Sakarya'nın ortak aklı var mı?
SATSO Başkanı Akgün Altuğ, Mobilya OSB'nin Dernekkırı'nda kurulmasından vazgeçmelerinin gerekçesini ortak aklın bir sonucu olarak yorumlamış.
Bu açıklama sonrası kendi kendime "Sakarya'nın ortak aklı var mı?" sorusunu sordum.
Ne yazık ki Sakarya'nın ortak aklı yok.
Sakarya'yı yönetenler, birkaç kişi bir araya geldiklerinde ortaya çıkan fikri ortak akıl olarak görüyorlar.
Katılımcı bir yönetim yok Sakarya'da.
Kent konseyleri göstermelik.
Sivil Toplum Örgütleri'nin hiçbir değeri yok.
2009 yerel seçimleri öncesinde Sivil Toplum Örgütleri yöneticileri olarak bir deklarasyon yayınlamıştık.

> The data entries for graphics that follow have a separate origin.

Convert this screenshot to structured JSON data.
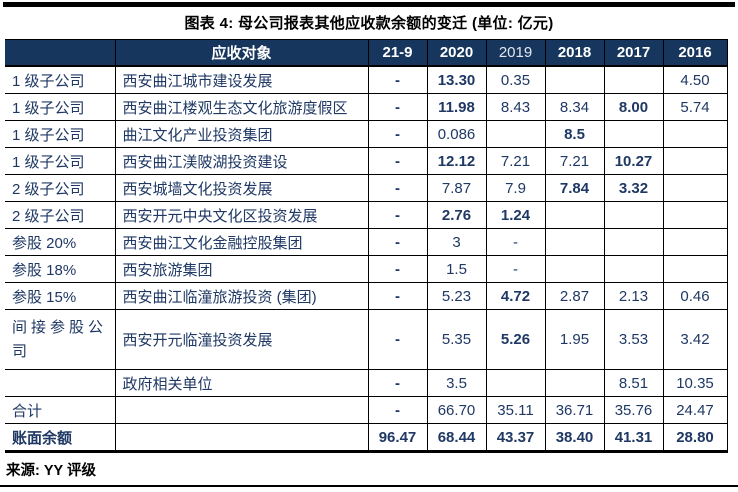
{
  "title": "图表 4: 母公司报表其他应收款余额的变迁 (单位: 亿元)",
  "source": "来源: YY 评级",
  "colors": {
    "header_bg": "#17365d",
    "header_text": "#ffffff",
    "body_text": "#1f3864",
    "border": "#000000"
  },
  "chart_data": {
    "type": "table",
    "title": "图表 4: 母公司报表其他应收款余额的变迁 (单位: 亿元)",
    "headers": [
      {
        "label": "",
        "bold": true
      },
      {
        "label": "应收对象",
        "bold": true
      },
      {
        "label": "21-9",
        "bold": true
      },
      {
        "label": "2020",
        "bold": true
      },
      {
        "label": "2019",
        "bold": false
      },
      {
        "label": "2018",
        "bold": true
      },
      {
        "label": "2017",
        "bold": true
      },
      {
        "label": "2016",
        "bold": true
      }
    ],
    "rows": [
      {
        "category": "1 级子公司",
        "name": "西安曲江城市建设发展",
        "values": [
          "-",
          "13.30",
          "0.35",
          "",
          "",
          "4.50"
        ],
        "bold": [
          true,
          true,
          false,
          false,
          false,
          false
        ],
        "tall": false
      },
      {
        "category": "1 级子公司",
        "name": "西安曲江楼观生态文化旅游度假区",
        "values": [
          "-",
          "11.98",
          "8.43",
          "8.34",
          "8.00",
          "5.74"
        ],
        "bold": [
          true,
          true,
          false,
          false,
          true,
          false
        ],
        "tall": false
      },
      {
        "category": "1 级子公司",
        "name": "曲江文化产业投资集团",
        "values": [
          "-",
          "0.086",
          "",
          "8.5",
          "",
          ""
        ],
        "bold": [
          true,
          false,
          false,
          true,
          false,
          false
        ],
        "tall": false
      },
      {
        "category": "1 级子公司",
        "name": "西安曲江渼陂湖投资建设",
        "values": [
          "-",
          "12.12",
          "7.21",
          "7.21",
          "10.27",
          ""
        ],
        "bold": [
          true,
          true,
          false,
          false,
          true,
          false
        ],
        "tall": false
      },
      {
        "category": "2 级子公司",
        "name": "西安城墙文化投资发展",
        "values": [
          "-",
          "7.87",
          "7.9",
          "7.84",
          "3.32",
          ""
        ],
        "bold": [
          true,
          false,
          false,
          true,
          true,
          false
        ],
        "tall": false
      },
      {
        "category": "2 级子公司",
        "name": "西安开元中央文化区投资发展",
        "values": [
          "-",
          "2.76",
          "1.24",
          "",
          "",
          ""
        ],
        "bold": [
          true,
          true,
          true,
          false,
          false,
          false
        ],
        "tall": false
      },
      {
        "category": "参股 20%",
        "name": "西安曲江文化金融控股集团",
        "values": [
          "-",
          "3",
          "-",
          "",
          "",
          ""
        ],
        "bold": [
          true,
          false,
          false,
          false,
          false,
          false
        ],
        "tall": false
      },
      {
        "category": "参股 18%",
        "name": "西安旅游集团",
        "values": [
          "-",
          "1.5",
          "-",
          "",
          "",
          ""
        ],
        "bold": [
          true,
          false,
          false,
          false,
          false,
          false
        ],
        "tall": false
      },
      {
        "category": "参股 15%",
        "name": "西安曲江临潼旅游投资 (集团)",
        "values": [
          "-",
          "5.23",
          "4.72",
          "2.87",
          "2.13",
          "0.46"
        ],
        "bold": [
          true,
          false,
          true,
          false,
          false,
          false
        ],
        "tall": false
      },
      {
        "category": "间接参股公司",
        "name": "西安开元临潼投资发展",
        "values": [
          "-",
          "5.35",
          "5.26",
          "1.95",
          "3.53",
          "3.42"
        ],
        "bold": [
          true,
          false,
          true,
          false,
          false,
          false
        ],
        "tall": true
      },
      {
        "category": "",
        "name": "政府相关单位",
        "values": [
          "-",
          "3.5",
          "",
          "",
          "8.51",
          "10.35"
        ],
        "bold": [
          true,
          false,
          false,
          false,
          false,
          false
        ],
        "tall": false
      },
      {
        "category": "合计",
        "name": "",
        "values": [
          "-",
          "66.70",
          "35.11",
          "36.71",
          "35.76",
          "24.47"
        ],
        "bold": [
          true,
          false,
          false,
          false,
          false,
          false
        ],
        "tall": false
      },
      {
        "category": "账面余额",
        "name": "",
        "values": [
          "96.47",
          "68.44",
          "43.37",
          "38.40",
          "41.31",
          "28.80"
        ],
        "bold": [
          true,
          true,
          true,
          true,
          true,
          true
        ],
        "tall": false
      }
    ]
  }
}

Adaylardan katılımcı yönetim sözü vermelerini istemiştik.
Seçim öncesi verilen sözler havada kaldı.
Bugün Sakarya'da neredeyse herkesin ortak talebi ulaşımda hafif raylı sisteme geçilmesi iken bu konuda hiçbir çalışma yapılmıyor.
Şehir içi ulaşım minibüs ve taksi dolmuşlara bırakılıyor.
Bugün Sakarya'da herkes kentin depreme hazırlanmasını istiyor.
Kılını kıpırdatan yok.
Kentin en önemli değeri Sakaryaspor, yönetimsiz, kayyum elinde…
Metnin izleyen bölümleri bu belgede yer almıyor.